The article raises awareness and provides evidence for the risks of women who bond over body and weight concerns. The desire for connectedness among women, unsurprisingly in today's world, often includes discussion of weight and body obsession, the current defining piece of a woman's identity. This "fat talk," as the article points out, only worsens a woman's self-image and confidence by validating weight and body as central to a woman's self-worth. The take-away message is clear: fat talk has to go.

The news in the article isn't the headline but the paper it appears in. It's truly notable that a newspaper that touts a journalist like Jane Brody would make this shift on women and body image. The article also presents a true problem for women today: how can "fat talk" become taboo?

As a clinician treating people with eating disorders, I believe a larger transformation in women’s thinking would ease treatment greatly. And if a journalist like Jane Brody could be convinced that food and body, under the guise of better health, aren't the only virtues to aspire to, there is hope for the community at large.

One recurrent disagreement for people in recovery is whether women's behavior and beliefs about food and weight just normalizes eating disordered thinking.

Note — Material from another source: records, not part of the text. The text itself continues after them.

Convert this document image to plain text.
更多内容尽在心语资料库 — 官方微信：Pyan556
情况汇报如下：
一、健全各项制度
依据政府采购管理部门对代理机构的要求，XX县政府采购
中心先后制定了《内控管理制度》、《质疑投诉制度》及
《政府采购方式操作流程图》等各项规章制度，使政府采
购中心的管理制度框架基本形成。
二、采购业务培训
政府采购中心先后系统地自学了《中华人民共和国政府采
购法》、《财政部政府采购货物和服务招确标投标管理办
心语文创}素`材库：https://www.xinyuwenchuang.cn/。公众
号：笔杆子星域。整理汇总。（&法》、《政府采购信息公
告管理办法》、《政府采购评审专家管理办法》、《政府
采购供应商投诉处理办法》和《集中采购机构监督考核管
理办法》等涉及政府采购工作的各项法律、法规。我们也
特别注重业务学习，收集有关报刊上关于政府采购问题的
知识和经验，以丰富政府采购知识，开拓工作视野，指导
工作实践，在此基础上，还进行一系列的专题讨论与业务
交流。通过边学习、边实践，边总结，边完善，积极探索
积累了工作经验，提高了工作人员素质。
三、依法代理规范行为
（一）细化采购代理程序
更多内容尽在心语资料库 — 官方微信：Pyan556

Many women with eating disorders feel like everyone is concerned with weight so why are they so different. Clinicians try to point out how personally destructive eating disorders are but can be thwarted by the media attention to food and weight. Until now, columns like Jane Brody's certainly don't make it any easier. If a woman so distorted in her thinking about food and weight can write for the Times, then patients feel justified to hang onto many eating disorder beliefs as normal, healthy thoughts.

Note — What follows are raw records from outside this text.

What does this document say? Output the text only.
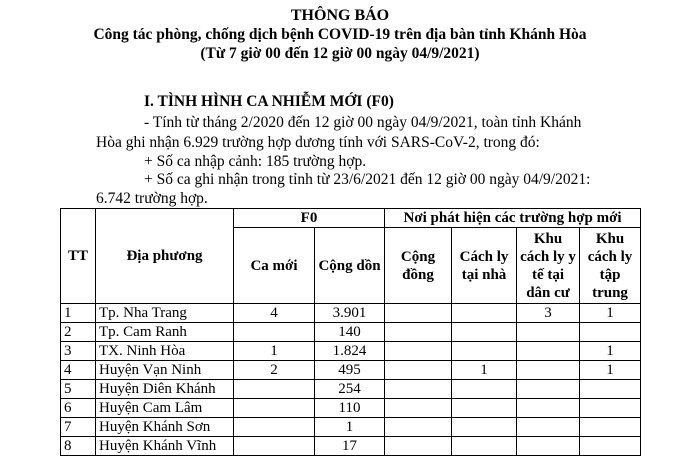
THÔNG BÁO
Công tác phòng, chống dịch bệnh COVID-19 trên địa bàn tỉnh Khánh Hòa
(Từ 7 giờ 00 đến 12 giờ 00 ngày 04/9/2021)
I. TÌNH HÌNH CA NHIỄM MỚI (F0)
- Tính từ tháng 2/2020 đến 12 giờ 00 ngày 04/9/2021, toàn tỉnh Khánh
Hòa ghi nhận 6.929 trường hợp dương tính với SARS-CoV-2, trong đó:
+ Số ca nhập cảnh: 185 trường hợp.
+ Số ca ghi nhận trong tỉnh từ 23/6/2021 đến 12 giờ 00 ngày 04/9/2021:
6.742 trường hợp.
TT	Địa phương	F0		Nơi phát hiện các trường hợp mới			
		Ca mới	Cộng dồn	Cộng đồng	Cách ly tại nhà	Khu cách ly y tế tại dân cư	Khu cách ly tập trung
1	Tp. Nha Trang	4	3.901			3	1
2	Tp. Cam Ranh		140				
3	TX. Ninh Hòa	1	1.824				1
4	Huyện Vạn Ninh	2	495		1		1
5	Huyện Diên Khánh		254				
6	Huyện Cam Lâm		110				
7	Huyện Khánh Sơn		1				
8	Huyện Khánh Vĩnh		17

True recovery from an eating disorder or freedom from the tyranny of disordered, obsessive eating needs a real transformation in thought process. Just altering eating habits and exercise without ending the waste of mental and emotional energy on the pursuit of a diet or body shape is ineffective and pointless. But it's a hard sell to women to reevaluate their self-image and satisfaction and consider other criteria. It's one thing to help someone recover and another to ask them to be a pioneer in a new world where women are free from the constant scrutiny of shape and weight.

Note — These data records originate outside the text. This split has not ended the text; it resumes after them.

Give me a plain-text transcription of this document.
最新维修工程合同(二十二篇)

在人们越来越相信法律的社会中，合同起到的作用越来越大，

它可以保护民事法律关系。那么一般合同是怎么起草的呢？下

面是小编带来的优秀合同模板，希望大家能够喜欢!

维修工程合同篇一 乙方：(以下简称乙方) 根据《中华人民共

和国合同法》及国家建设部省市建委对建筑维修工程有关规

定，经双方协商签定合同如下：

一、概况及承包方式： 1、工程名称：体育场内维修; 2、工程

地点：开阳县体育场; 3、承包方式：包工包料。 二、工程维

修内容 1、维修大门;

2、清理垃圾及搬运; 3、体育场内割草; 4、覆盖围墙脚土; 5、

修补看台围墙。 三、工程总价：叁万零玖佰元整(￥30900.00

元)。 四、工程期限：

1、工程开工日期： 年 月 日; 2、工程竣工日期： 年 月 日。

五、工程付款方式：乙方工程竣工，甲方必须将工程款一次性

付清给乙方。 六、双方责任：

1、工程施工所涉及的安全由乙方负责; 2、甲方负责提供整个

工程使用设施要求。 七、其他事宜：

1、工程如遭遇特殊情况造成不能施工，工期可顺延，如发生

Perhaps this is only the first step in this column’s transformation. It's significant for the paper to recognize and write about the dangers of fat talk. One hopes the editorial staff realizes that years of articles displaying public obsession with running and food could bolster many women's distorted thinking and behavior. One article that implies there must be an alternate way women can connect is important but only the beginning of a more complete message I hope the paper can embrace.

That's the step this column has yet to take. For a woman like Jane Brody, whose identity centers on eating disordered activities and as the major health writer at the Times, she faces a monumental task to reassess her sense of herself and acknowledge the time lost to a fruitless goal. Some attention to food choice and regular exercise clearly has benefits, but the limited evidence points to the obvious: don't subsist on fast food and don't sit on the couch all day. The rest, a large part of her years of work, is myth and hearsay.

A much braver step for such a respected science and health newspaper section would be to question the value of spending so much time and energy on dietary choice and exercise. For a paper with such a platform, the story of a personal transformation could model a change in philosophy unknown in any public domain. The behavior of this longstanding journalist has outwitted the Times' editorial staff for many years. However, the process of a public, personal awakening to her own struggle with fat talk and fat thoughts, even behind the facade of a science writer, would have a significant impact in these changing times.